Para a psicóloga e educadora sexual Ana Canosa, apesar da evolução dos costumes, ainda existe um tabu em torno da sexualidade feminina. “Há muita dificuldade em lidar com uma mulher erotizada. As pessoas fantasiam que a mulher seduziu o homem casado, se jogando para cima dele. É difícil enxergar a situação sob a ótica de uma mulher adulta que sentiu desejo e decidiu transar", diz.
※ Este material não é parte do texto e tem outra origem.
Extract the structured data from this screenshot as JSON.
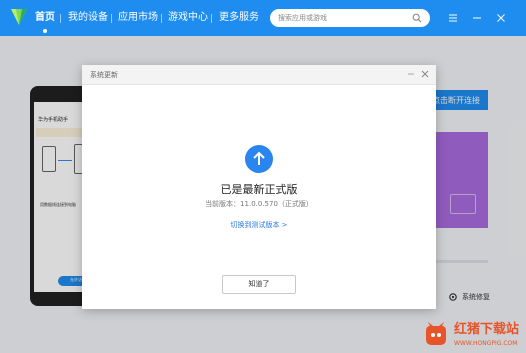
{
  "nav": {
    "items": [
      "首页",
      "我的设备",
      "应用市场",
      "游戏中心",
      "更多服务"
    ],
    "active_index": 0
  },
  "search": {
    "placeholder": "搜索应用或游戏"
  },
  "background": {
    "phone": {
      "title": "华为手机助手",
      "caption": "用数据线连接到电脑",
      "button_label": "允许访问"
    },
    "connect_button": "点击断开连接",
    "repair_label": "系统修复"
  },
  "dialog": {
    "title": "系统更新",
    "status_title": "已是最新正式版",
    "version_text": "当前版本：11.0.0.570（正式版）",
    "switch_link": "切换到测试版本 >",
    "ok_button": "知道了"
  },
  "watermark": {
    "title": "红猪下载站",
    "url": "WWW.HONGPIG.COM"
  },
  "colors": {
    "accent": "#1f8cf0",
    "link": "#2a7ae2",
    "promo": "#a96cde",
    "watermark": "#e8542a"
  },
  "icons": [
    "app-logo-icon",
    "search-icon",
    "minimize-icon",
    "close-icon",
    "update-arrow-icon",
    "gear-icon",
    "watermark-logo-icon"
  ]
}
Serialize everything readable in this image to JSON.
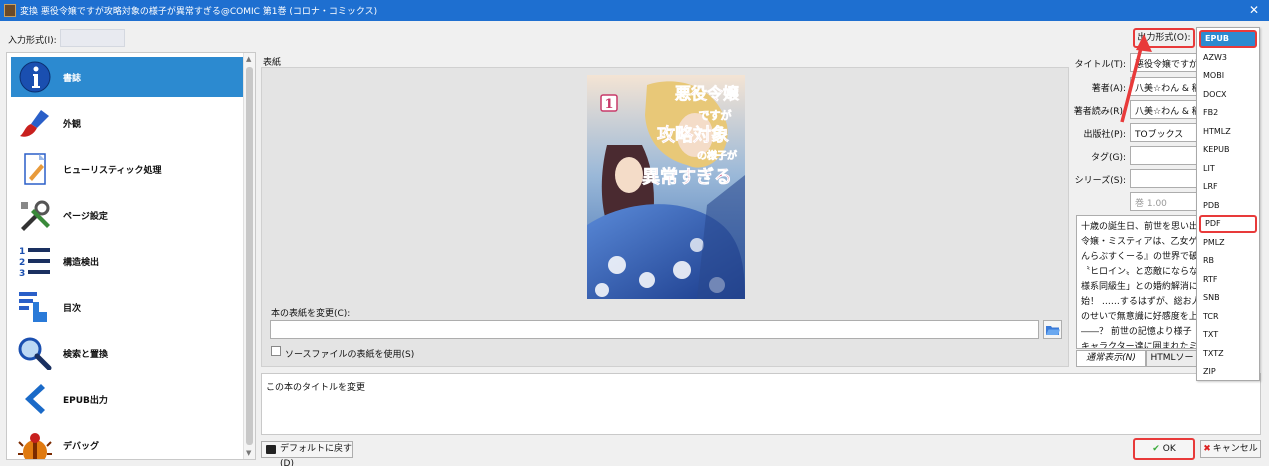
{
  "window": {
    "title": "変換 悪役令嬢ですが攻略対象の様子が異常すぎる@COMIC 第1巻 (コロナ・コミックス)",
    "close_glyph": "✕"
  },
  "input_format": {
    "label": "入力形式(I):"
  },
  "output_format": {
    "label": "出力形式(O):",
    "options": [
      "EPUB",
      "AZW3",
      "MOBI",
      "DOCX",
      "FB2",
      "HTMLZ",
      "KEPUB",
      "LIT",
      "LRF",
      "PDB",
      "PDF",
      "PMLZ",
      "RB",
      "RTF",
      "SNB",
      "TCR",
      "TXT",
      "TXTZ",
      "ZIP"
    ],
    "selected": "EPUB",
    "highlighted": [
      "EPUB",
      "PDF"
    ]
  },
  "sidebar": {
    "items": [
      {
        "label": "書誌",
        "icon": "info-icon",
        "selected": true
      },
      {
        "label": "外観",
        "icon": "paintbrush-icon",
        "selected": false
      },
      {
        "label": "ヒューリスティック処理",
        "icon": "document-pencil-icon",
        "selected": false
      },
      {
        "label": "ページ設定",
        "icon": "tools-icon",
        "selected": false
      },
      {
        "label": "構造検出",
        "icon": "numbered-list-icon",
        "selected": false
      },
      {
        "label": "目次",
        "icon": "toc-pointer-icon",
        "selected": false
      },
      {
        "label": "検索と置換",
        "icon": "magnifier-icon",
        "selected": false
      },
      {
        "label": "EPUB出力",
        "icon": "chevron-left-icon",
        "selected": false
      },
      {
        "label": "デバッグ",
        "icon": "bug-icon",
        "selected": false
      }
    ]
  },
  "cover": {
    "group_label": "表紙",
    "change_label": "本の表紙を変更(C):",
    "path_value": "",
    "use_source_label": "ソースファイルの表紙を使用(S)",
    "use_source_checked": false,
    "image": {
      "volume_badge": "1",
      "title_lines": [
        "悪役令嬢",
        "ですが",
        "攻略対象",
        "の様子が",
        "異常すぎる"
      ]
    }
  },
  "metadata": {
    "title_label": "タイトル(T):",
    "title_value": "悪役令嬢ですが攻",
    "author_label": "著者(A):",
    "author_value": "八美☆わん & 稲",
    "author_sort_label": "著者読み(R):",
    "author_sort_value": "八美☆わん & 稲",
    "publisher_label": "出版社(P):",
    "publisher_value": "TOブックス",
    "tags_label": "タグ(G):",
    "tags_value": "",
    "series_label": "シリーズ(S):",
    "series_value": "",
    "series_index": "巻 1.00"
  },
  "description": {
    "lines": [
      "十歳の誕生日、前世を思い出",
      "令嬢・ミスティアは、乙女ゲー",
      "んらぶすくーる』の世界で破滅",
      "〝ヒロイン〟と恋敵にならない",
      "様系同級生」との婚約解消に",
      "始！ ……するはずが、総お人",
      "のせいで無意識に好感度を上",
      "――？ 前世の記憶より様子",
      "キャラクター達に囲まれたミス"
    ],
    "tabs": [
      {
        "label": "通常表示(N)",
        "active": true
      },
      {
        "label": "HTMLソー",
        "active": false
      }
    ]
  },
  "help_text": "この本のタイトルを変更",
  "footer": {
    "defaults_label": "デフォルトに戻す(D)",
    "ok_label": "OK",
    "cancel_label": "キャンセル"
  },
  "colors": {
    "titlebar": "#1e6fd0",
    "selection": "#2c8ad0",
    "highlight": "#e83a3a"
  }
}
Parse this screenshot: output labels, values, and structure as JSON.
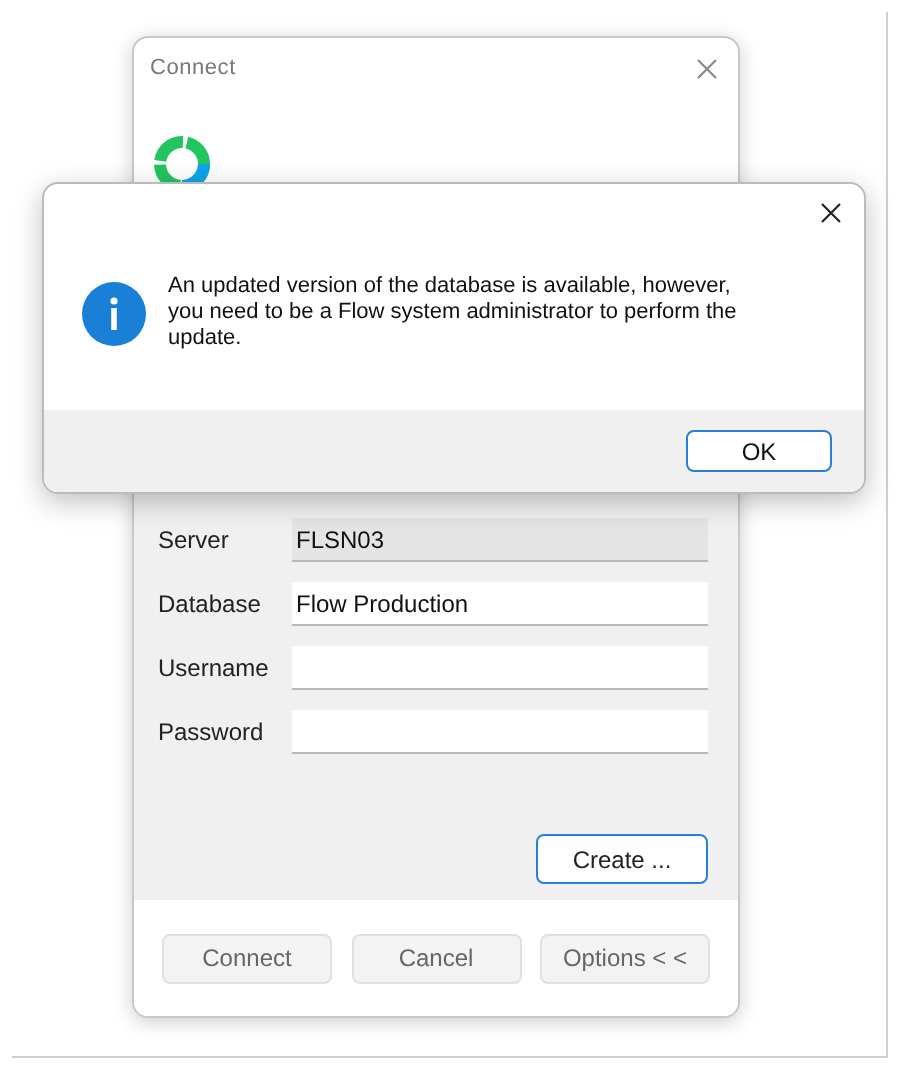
{
  "connect_window": {
    "title": "Connect",
    "fields": [
      {
        "label": "Server",
        "value": "FLSN03",
        "disabled": true
      },
      {
        "label": "Database",
        "value": "Flow Production",
        "disabled": false
      },
      {
        "label": "Username",
        "disabled": false
      },
      {
        "label": "Password",
        "disabled": false
      }
    ],
    "create_button": "Create ...",
    "buttons": [
      "Connect",
      "Cancel",
      "Options < <"
    ]
  },
  "message_box": {
    "message": "An updated version of the database is available, however, you need to be a Flow system administrator to perform the update.",
    "buttons": [
      "OK"
    ]
  }
}
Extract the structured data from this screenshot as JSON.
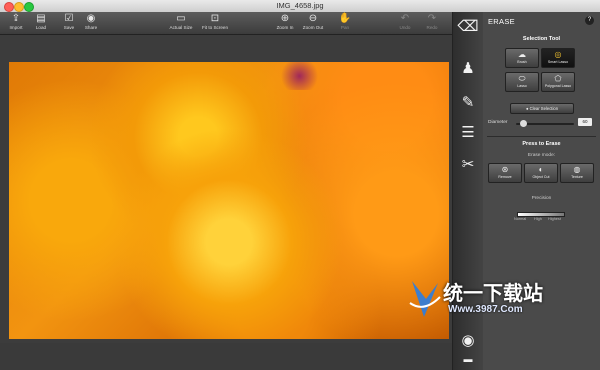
{
  "window": {
    "title": "IMG_4658.jpg"
  },
  "toolbar": {
    "import": {
      "label": "Import",
      "icon": "import-icon"
    },
    "load": {
      "label": "Load",
      "icon": "folder-icon"
    },
    "save": {
      "label": "Save",
      "icon": "save-icon"
    },
    "share": {
      "label": "Share",
      "icon": "share-icon"
    },
    "actual_size": {
      "label": "Actual Size",
      "icon": "actual-size-icon"
    },
    "fit_to_screen": {
      "label": "Fit to Screen",
      "icon": "fit-screen-icon"
    },
    "zoom_in": {
      "label": "Zoom In",
      "icon": "zoom-in-icon"
    },
    "zoom_out": {
      "label": "Zoom Out",
      "icon": "zoom-out-icon"
    },
    "pan": {
      "label": "Pan",
      "icon": "hand-icon"
    },
    "undo": {
      "label": "Undo",
      "icon": "undo-icon"
    },
    "redo": {
      "label": "Redo",
      "icon": "redo-icon"
    }
  },
  "panel": {
    "title": "ERASE",
    "help": "?",
    "selection_tool": {
      "heading": "Selection Tool",
      "tools": [
        {
          "label": "Brush",
          "selected": false
        },
        {
          "label": "Smart Lasso",
          "selected": true
        },
        {
          "label": "Lasso",
          "selected": false
        },
        {
          "label": "Polygonal Lasso",
          "selected": false
        }
      ]
    },
    "clear_button": "Clear Selection",
    "diameter": {
      "label": "Diameter",
      "value": "60"
    },
    "press_to_erase": {
      "heading": "Press to Erase",
      "mode_label": "Erase mode:",
      "modes": [
        {
          "label": "Remove"
        },
        {
          "label": "Object Cut"
        },
        {
          "label": "Texture"
        }
      ]
    },
    "precision": {
      "label": "Precision",
      "levels": [
        "Normal",
        "High",
        "Highest"
      ]
    }
  },
  "watermark": {
    "text_cn": "统一下载站",
    "url": "Www.3987.Com"
  },
  "colors": {
    "selected_tool": "#1a1a1a",
    "photo_orange": "#f39a08"
  }
}
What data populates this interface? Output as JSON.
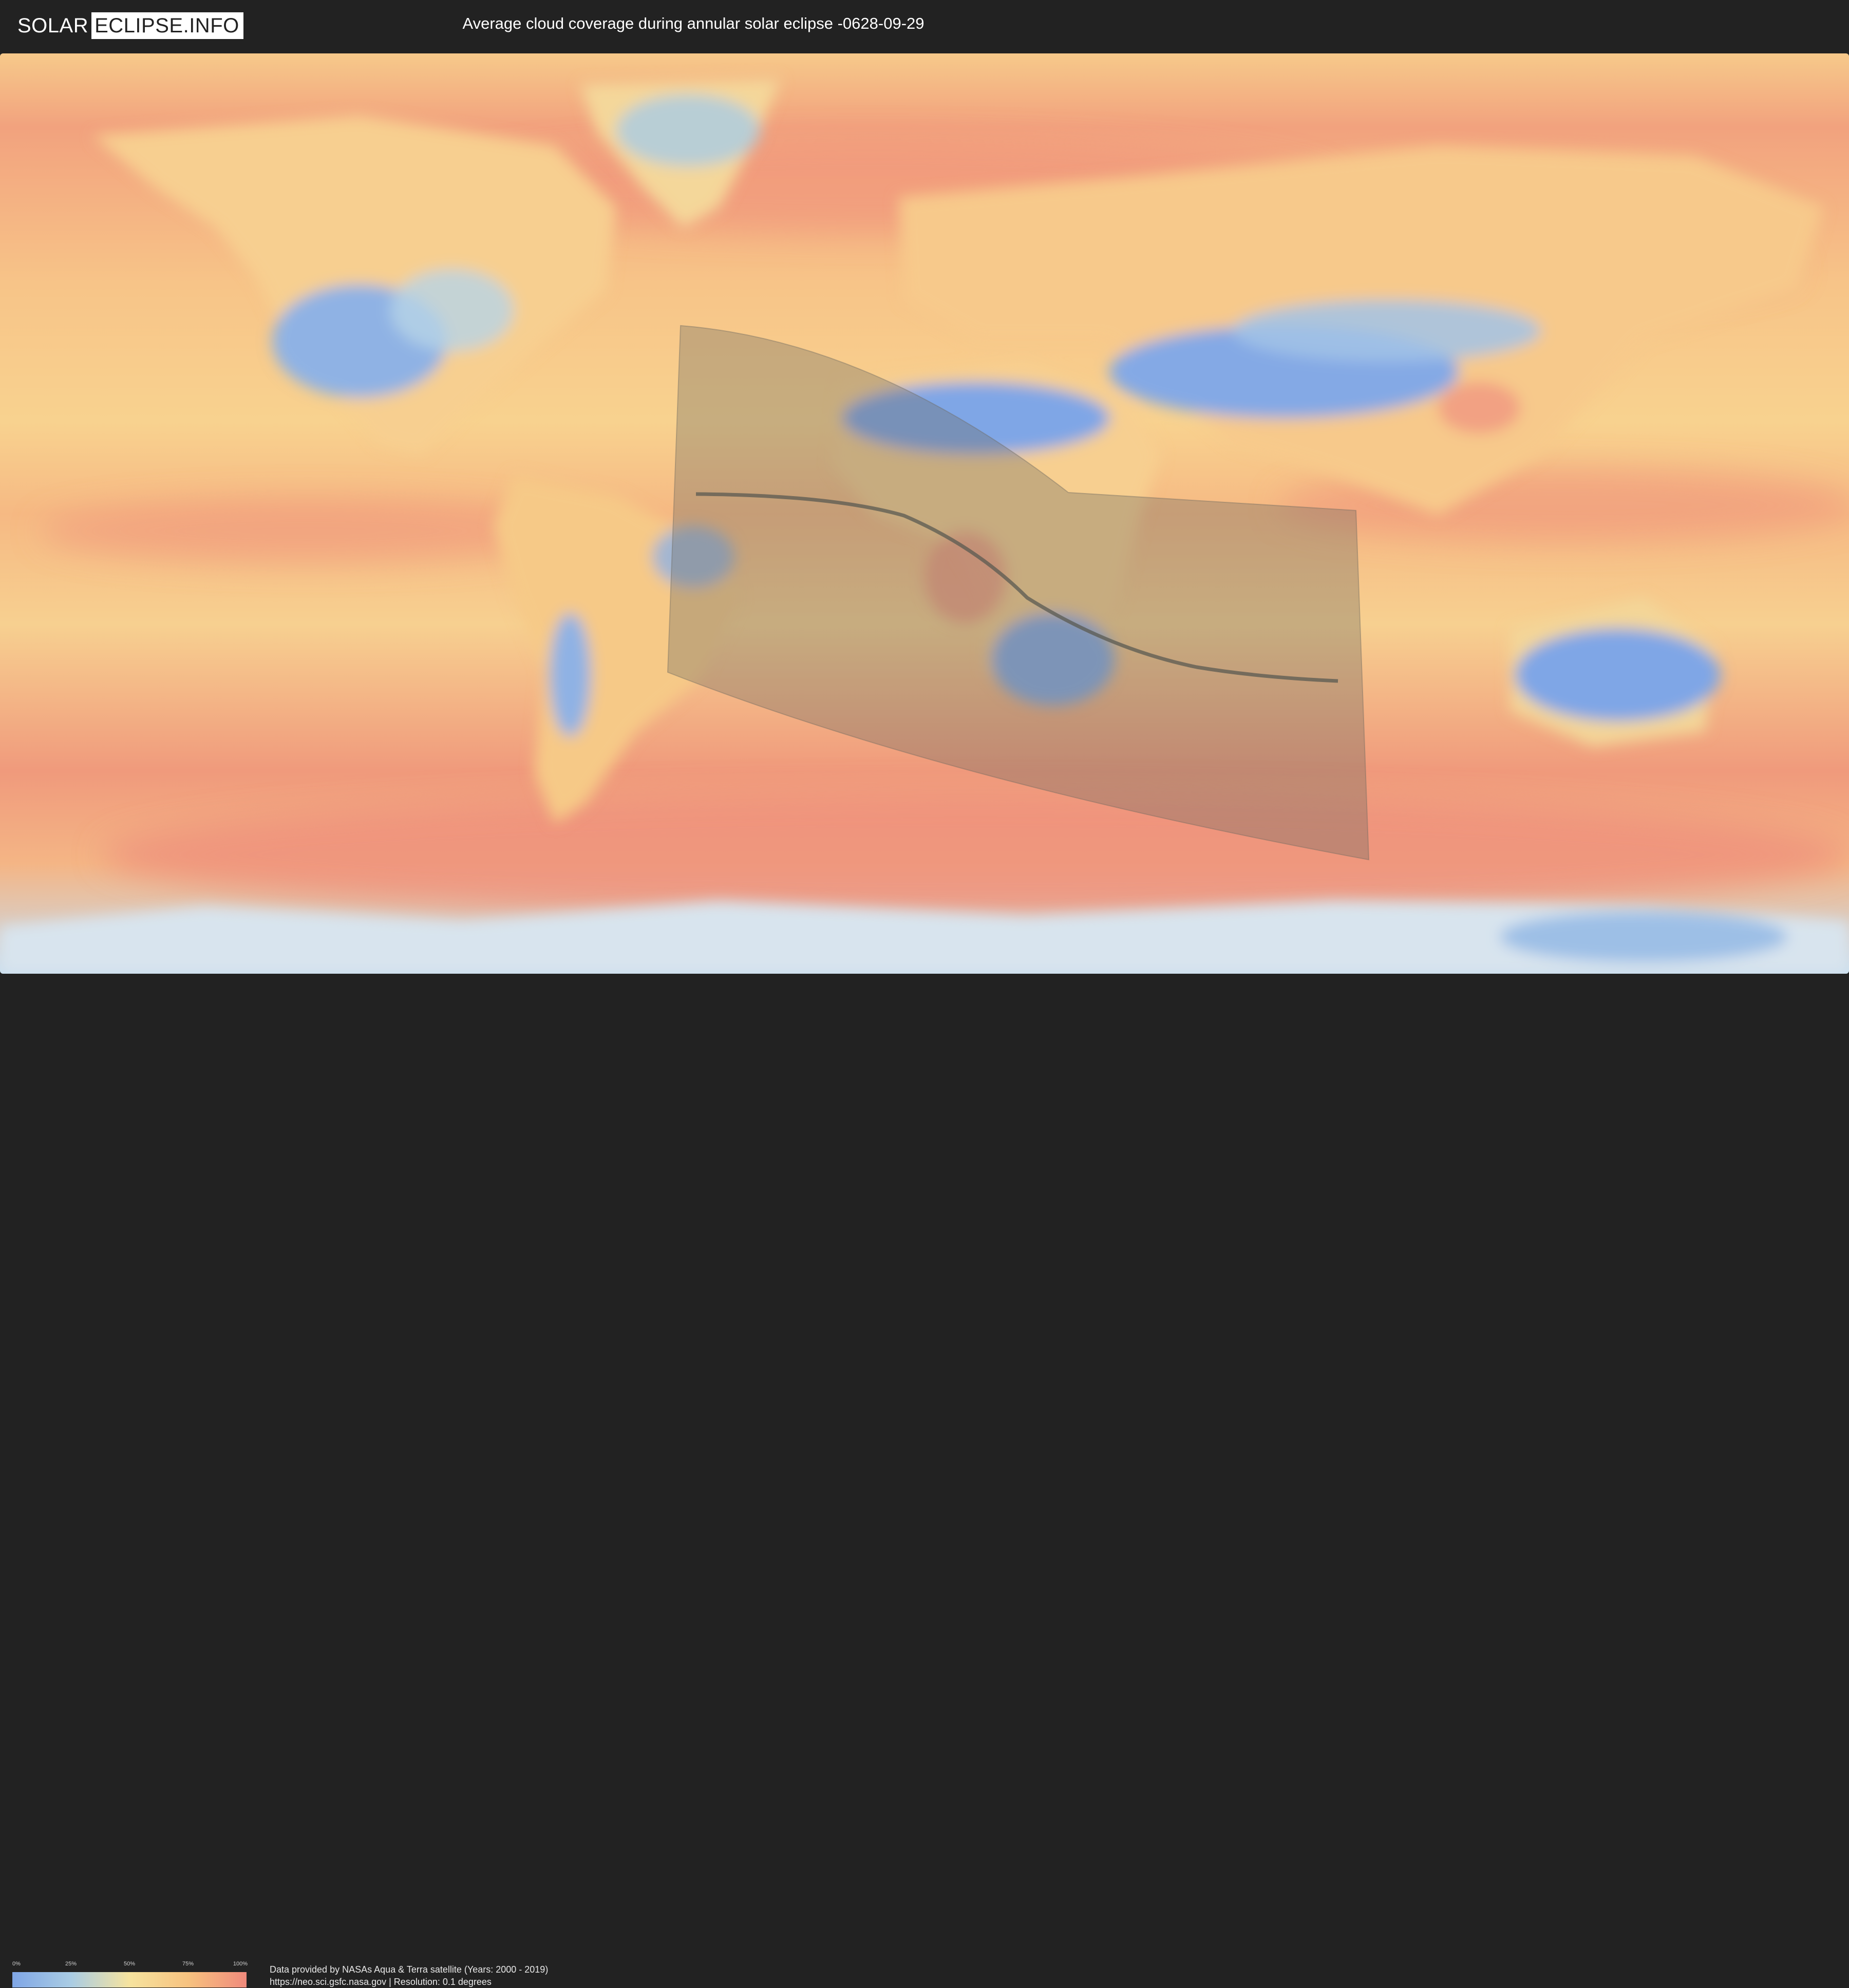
{
  "header": {
    "logo_left": "SOLAR",
    "logo_right": "ECLIPSE.INFO",
    "title": "Average cloud coverage during annular solar eclipse -0628-09-29"
  },
  "map": {
    "colors": {
      "clear": "#7fa6e6",
      "light": "#a9cce4",
      "medium": "#f6e39e",
      "high": "#f7c27f",
      "full": "#f08a7c",
      "eclipse_zone": "#6e6a60",
      "central_line": "#5a5a52"
    }
  },
  "legend": {
    "ticks": [
      "0%",
      "25%",
      "50%",
      "75%",
      "100%"
    ]
  },
  "footer": {
    "credit_line1": "Data provided by NASAs Aqua & Terra satellite (Years: 2000 - 2019)",
    "credit_line2": "https://neo.sci.gsfc.nasa.gov | Resolution: 0.1 degrees"
  }
}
No ponto de vista de Ana, o fato de o personagem de Cauã na minissérie "Amores Roubados" (Globo) ser um sedutor fez bem à imagem do ator. Afinal, ainda persiste o pensamento machista de que o papel do homem é ser um caçador de mulheres implacável e, se a alguma ceder –na TV ou na vida real–, que arque com as consequências.

Ficção X realidade

Para a terapeuta sexual Carla Zeglio, a linha tênue entre ficção e realidade diretora do Inpasex (Instituto Paulista de Sexualidade) também contribuiu para Isis ser tratada como vilã e Grazi ser vista como a princesa frágil. Afinal, a primeira ganhou notoriedade por suas personagens sensuais, como a Suelen de "Avenida Brasil" (Globo) e Grazi, no entanto, vem construindo uma carreira calcada em mocinhas delicadas, como Ester, de "Flor do Caribe" (Globo).

Isso explica porque os defensores de Isis lançam mão de argumentos que colocam Grazi no papel de culpada pela hipotética traição de Cauã, já que não soube “segurá-lo”. “Isis, por sua vez, é tida como aquela que tem o ‘borogodó’, o que mais uma vez reforça o machismo feminino e isenta o homem de sua real responsabilidade", declara a especialista.

Para Carla, a separação de um “casal 20”, como Grazi e Cauã, mexe com as fantasias típicas dos contos de fadas. "Todo mundo fala do que os olhos veem, ou seja, os papéis desempenhados, mas ninguém conhece o que acontece na vida privada. A beleza não é a razão principal que motiva os casais a ficarem juntos. No dia a dia, o que funciona é o convívio, a cumplicidade", diz a terapeuta.